I feel this may be a stupid question, but when I look up things on convexity, all definitions are in $\mathbb{R}^n$. For example the definition of a simplex or Caratheodory's theorem. I can only find references of these in real spaces.
My question is: doesn't this also hold in complex spaces? I can't see why it wouldn't, but seeing as all definitions I find only mention the reals, I feel like I'm missing something.
We can extend the notion of convex sets to the complex domain without real worry if we keep our convex combinations $[x,y] = \{\theta x + (1-\theta)y : \text{real }0\leq\theta\leq1\}$ to use real weightings. This corresponds to thinking about $\mathbb{C}^n$ as its isomorphically isometric copy $\mathbb{R}^{2n}$.
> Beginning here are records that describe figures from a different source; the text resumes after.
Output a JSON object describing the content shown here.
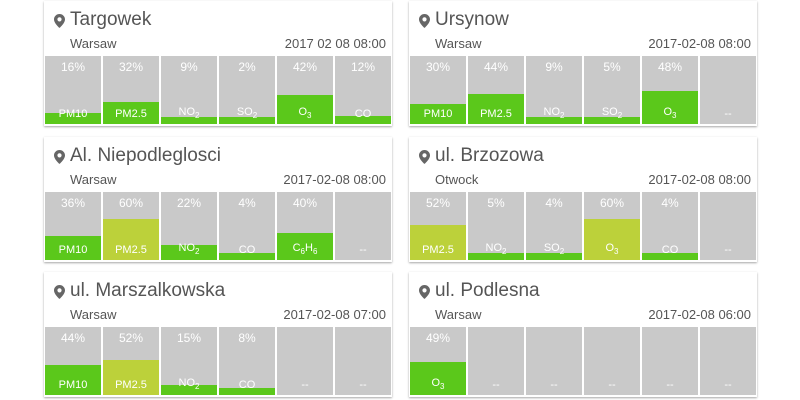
{
  "colors": {
    "good": "#5bc81b",
    "moderate": "#bcd13a",
    "empty": "#c9c9c9"
  },
  "icon": "location-pin-icon",
  "cards": [
    {
      "station": "Targowek",
      "city": "Warsaw",
      "time": "2017 02 08 08:00",
      "tiles": [
        {
          "pct": "16%",
          "level": 0.16,
          "label": "PM10",
          "color": "good"
        },
        {
          "pct": "32%",
          "level": 0.32,
          "label": "PM2.5",
          "color": "good"
        },
        {
          "pct": "9%",
          "level": 0.09,
          "label": "NO",
          "sub": "2",
          "color": "good"
        },
        {
          "pct": "2%",
          "level": 0.02,
          "label": "SO",
          "sub": "2",
          "color": "good"
        },
        {
          "pct": "42%",
          "level": 0.42,
          "label": "O",
          "sub": "3",
          "color": "good"
        },
        {
          "pct": "12%",
          "level": 0.12,
          "label": "CO",
          "color": "good"
        }
      ]
    },
    {
      "station": "Ursynow",
      "city": "Warsaw",
      "time": "2017-02-08 08:00",
      "tiles": [
        {
          "pct": "30%",
          "level": 0.3,
          "label": "PM10",
          "color": "good"
        },
        {
          "pct": "44%",
          "level": 0.44,
          "label": "PM2.5",
          "color": "good"
        },
        {
          "pct": "9%",
          "level": 0.09,
          "label": "NO",
          "sub": "2",
          "color": "good"
        },
        {
          "pct": "5%",
          "level": 0.05,
          "label": "SO",
          "sub": "2",
          "color": "good"
        },
        {
          "pct": "48%",
          "level": 0.48,
          "label": "O",
          "sub": "3",
          "color": "good"
        },
        {
          "pct": "",
          "level": 0,
          "label": "--"
        }
      ]
    },
    {
      "station": "Al. Niepodleglosci",
      "city": "Warsaw",
      "time": "2017-02-08 08:00",
      "tiles": [
        {
          "pct": "36%",
          "level": 0.36,
          "label": "PM10",
          "color": "good"
        },
        {
          "pct": "60%",
          "level": 0.6,
          "label": "PM2.5",
          "color": "moderate"
        },
        {
          "pct": "22%",
          "level": 0.22,
          "label": "NO",
          "sub": "2",
          "color": "good"
        },
        {
          "pct": "4%",
          "level": 0.04,
          "label": "CO",
          "color": "good"
        },
        {
          "pct": "40%",
          "level": 0.4,
          "label": "C",
          "sub": "6",
          "label2": "H",
          "sub2": "6",
          "color": "good"
        },
        {
          "pct": "",
          "level": 0,
          "label": "--"
        }
      ]
    },
    {
      "station": "ul. Brzozowa",
      "city": "Otwock",
      "time": "2017-02-08 08:00",
      "tiles": [
        {
          "pct": "52%",
          "level": 0.52,
          "label": "PM2.5",
          "color": "moderate"
        },
        {
          "pct": "5%",
          "level": 0.05,
          "label": "NO",
          "sub": "2",
          "color": "good"
        },
        {
          "pct": "4%",
          "level": 0.04,
          "label": "SO",
          "sub": "2",
          "color": "good"
        },
        {
          "pct": "60%",
          "level": 0.6,
          "label": "O",
          "sub": "3",
          "color": "moderate"
        },
        {
          "pct": "4%",
          "level": 0.04,
          "label": "CO",
          "color": "good"
        },
        {
          "pct": "",
          "level": 0,
          "label": "--"
        }
      ]
    },
    {
      "station": "ul. Marszalkowska",
      "city": "Warsaw",
      "time": "2017-02-08 07:00",
      "tiles": [
        {
          "pct": "44%",
          "level": 0.44,
          "label": "PM10",
          "color": "good"
        },
        {
          "pct": "52%",
          "level": 0.52,
          "label": "PM2.5",
          "color": "moderate"
        },
        {
          "pct": "15%",
          "level": 0.15,
          "label": "NO",
          "sub": "2",
          "color": "good"
        },
        {
          "pct": "8%",
          "level": 0.08,
          "label": "CO",
          "color": "good"
        },
        {
          "pct": "",
          "level": 0,
          "label": "--"
        },
        {
          "pct": "",
          "level": 0,
          "label": "--"
        }
      ]
    },
    {
      "station": "ul. Podlesna",
      "city": "Warsaw",
      "time": "2017-02-08 06:00",
      "tiles": [
        {
          "pct": "49%",
          "level": 0.49,
          "label": "O",
          "sub": "3",
          "color": "good"
        },
        {
          "pct": "",
          "level": 0,
          "label": "--"
        },
        {
          "pct": "",
          "level": 0,
          "label": "--"
        },
        {
          "pct": "",
          "level": 0,
          "label": "--"
        },
        {
          "pct": "",
          "level": 0,
          "label": "--"
        },
        {
          "pct": "",
          "level": 0,
          "label": "--"
        }
      ]
    }
  ]
}
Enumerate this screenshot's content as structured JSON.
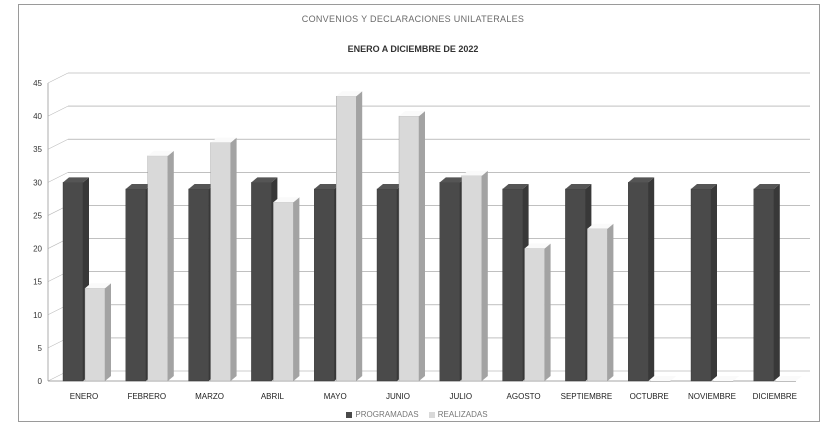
{
  "colors": {
    "programadas": "#4a4a4a",
    "realizadas": "#d9d9d9"
  },
  "chart_data": {
    "type": "bar",
    "title": "CONVENIOS Y DECLARACIONES UNILATERALES",
    "subtitle": "ENERO A DICIEMBRE DE 2022",
    "categories": [
      "ENERO",
      "FEBRERO",
      "MARZO",
      "ABRIL",
      "MAYO",
      "JUNIO",
      "JULIO",
      "AGOSTO",
      "SEPTIEMBRE",
      "OCTUBRE",
      "NOVIEMBRE",
      "DICIEMBRE"
    ],
    "series": [
      {
        "name": "PROGRAMADAS",
        "values": [
          30,
          29,
          29,
          30,
          29,
          29,
          30,
          29,
          29,
          30,
          29,
          29
        ]
      },
      {
        "name": "REALIZADAS",
        "values": [
          14,
          34,
          36,
          27,
          43,
          40,
          31,
          20,
          23,
          0,
          0,
          0
        ]
      }
    ],
    "ylim": [
      0,
      45
    ],
    "yticks": [
      0,
      5,
      10,
      15,
      20,
      25,
      30,
      35,
      40,
      45
    ],
    "grid": true,
    "legend_position": "bottom"
  }
}
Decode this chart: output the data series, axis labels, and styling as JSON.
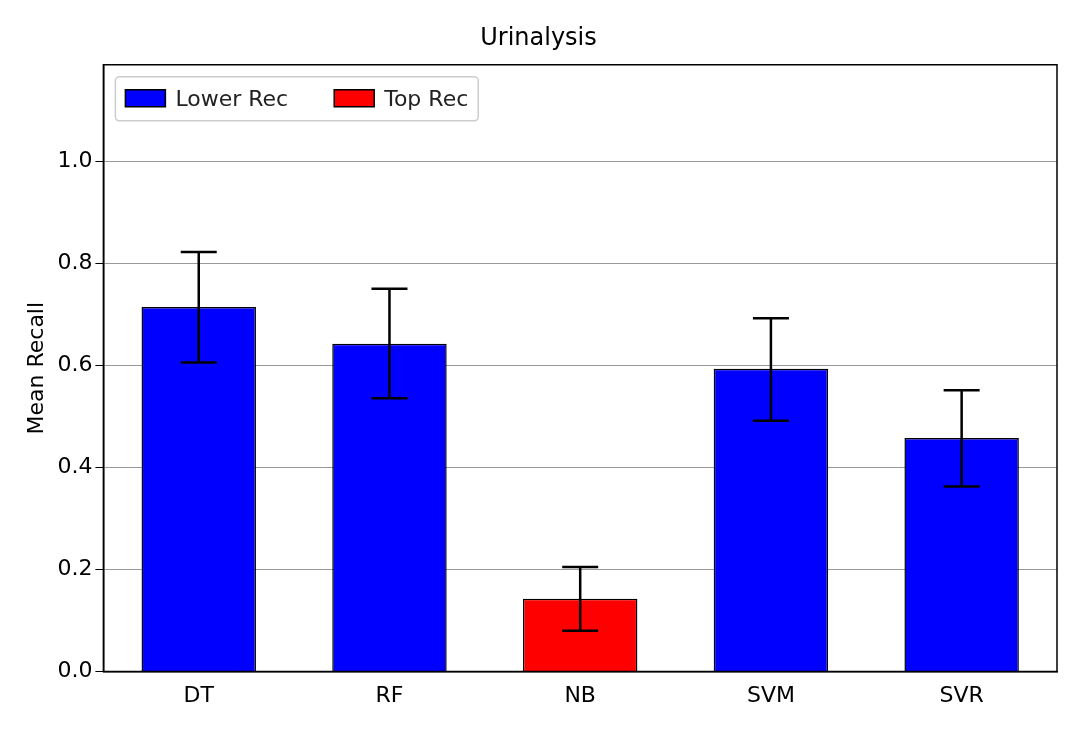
{
  "chart_data": {
    "type": "bar",
    "title": "Urinalysis",
    "ylabel": "Mean Recall",
    "categories": [
      "DT",
      "RF",
      "NB",
      "SVM",
      "SVR"
    ],
    "series": [
      {
        "name": "Lower Rec",
        "color": "#0000ff",
        "values": [
          0.715,
          0.643,
          null,
          0.594,
          0.458
        ],
        "errors": [
          [
            0.606,
            0.823
          ],
          [
            0.536,
            0.751
          ],
          null,
          [
            0.492,
            0.693
          ],
          [
            0.363,
            0.552
          ]
        ]
      },
      {
        "name": "Top Rec",
        "color": "#ff0000",
        "values": [
          null,
          null,
          0.143,
          null,
          null
        ],
        "errors": [
          null,
          null,
          [
            0.08,
            0.205
          ],
          null,
          null
        ]
      }
    ],
    "ylim": [
      0,
      1.19
    ],
    "yticks": [
      {
        "value": 0,
        "label": "0.0"
      },
      0.2,
      0.4,
      0.6,
      0.8,
      {
        "value": 1,
        "label": "1.0"
      }
    ],
    "grid": "y",
    "legend": "top left"
  }
}
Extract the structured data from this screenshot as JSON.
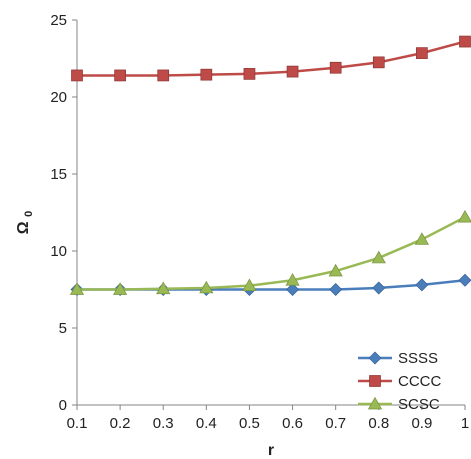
{
  "chart_data": {
    "type": "line",
    "xlabel": "r",
    "ylabel": "Ω",
    "ylabel_subscript": "0",
    "x": [
      0.1,
      0.2,
      0.3,
      0.4,
      0.5,
      0.6,
      0.7,
      0.8,
      0.9,
      1.0
    ],
    "x_tick_labels": [
      "0.1",
      "0.2",
      "0.3",
      "0.4",
      "0.5",
      "0.6",
      "0.7",
      "0.8",
      "0.9",
      "1"
    ],
    "y_ticks": [
      0,
      5,
      10,
      15,
      20,
      25
    ],
    "y_tick_labels": [
      "0",
      "5",
      "10",
      "15",
      "20",
      "25"
    ],
    "ylim": [
      0,
      25
    ],
    "grid": false,
    "legend_position": "bottom-right",
    "series": [
      {
        "name": "SSSS",
        "marker": "diamond",
        "color": "#4a7ebb",
        "values": [
          7.5,
          7.5,
          7.5,
          7.5,
          7.5,
          7.5,
          7.5,
          7.6,
          7.8,
          8.1
        ]
      },
      {
        "name": "CCCC",
        "marker": "square",
        "color": "#be4b48",
        "values": [
          21.4,
          21.4,
          21.4,
          21.45,
          21.5,
          21.65,
          21.9,
          22.25,
          22.85,
          23.6
        ]
      },
      {
        "name": "SCSC",
        "marker": "triangle",
        "color": "#98b954",
        "values": [
          7.5,
          7.5,
          7.55,
          7.6,
          7.75,
          8.1,
          8.7,
          9.55,
          10.75,
          12.2
        ]
      }
    ]
  }
}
The issue with extending things further to full generality lies with the lack of total ordering on the $\mathbb{C}$. For example, the standard definition of convexity $f(\theta x + (1-\theta)y) \leq \theta f(x) + (1-\theta) f(y)$ doesn't make much sense in a space like $\mathbb{C}$ without a notion of '$\leq$' that can compare every point.
Nevertheless, people have defined a notion of 'cone' convex functions on an arbitrary vector space $f : \mathcal{V}\to \mathcal{W}$ (such as $\mathbb{C}^n$ or even the set of positive operators $\mathbb{S}^n_+$ on $\mathbb{F}^n$) as follows: If we have a convex cone $K$ on $\mathcal{W}$, we define a partial ordering on $\mathcal{W}$ so that its elements $a\preceq_K b$ if and only if $b-a\in K$. From this we can define $f$ to be $K$-convex if and only if $$ f(\theta x + (1-\theta)y)\preceq_K \theta f(x) + (1-\theta)f(y). $$ It turns out that if $\mathcal{W}$ is a Banach space many properties of regular convex functions (like the linear lower bound, which now uses Frechet derivatives, or the epigraph definition) carry over uninhibited. There are wonderful results in this area from matrix analysis. See Bhatia's text for more.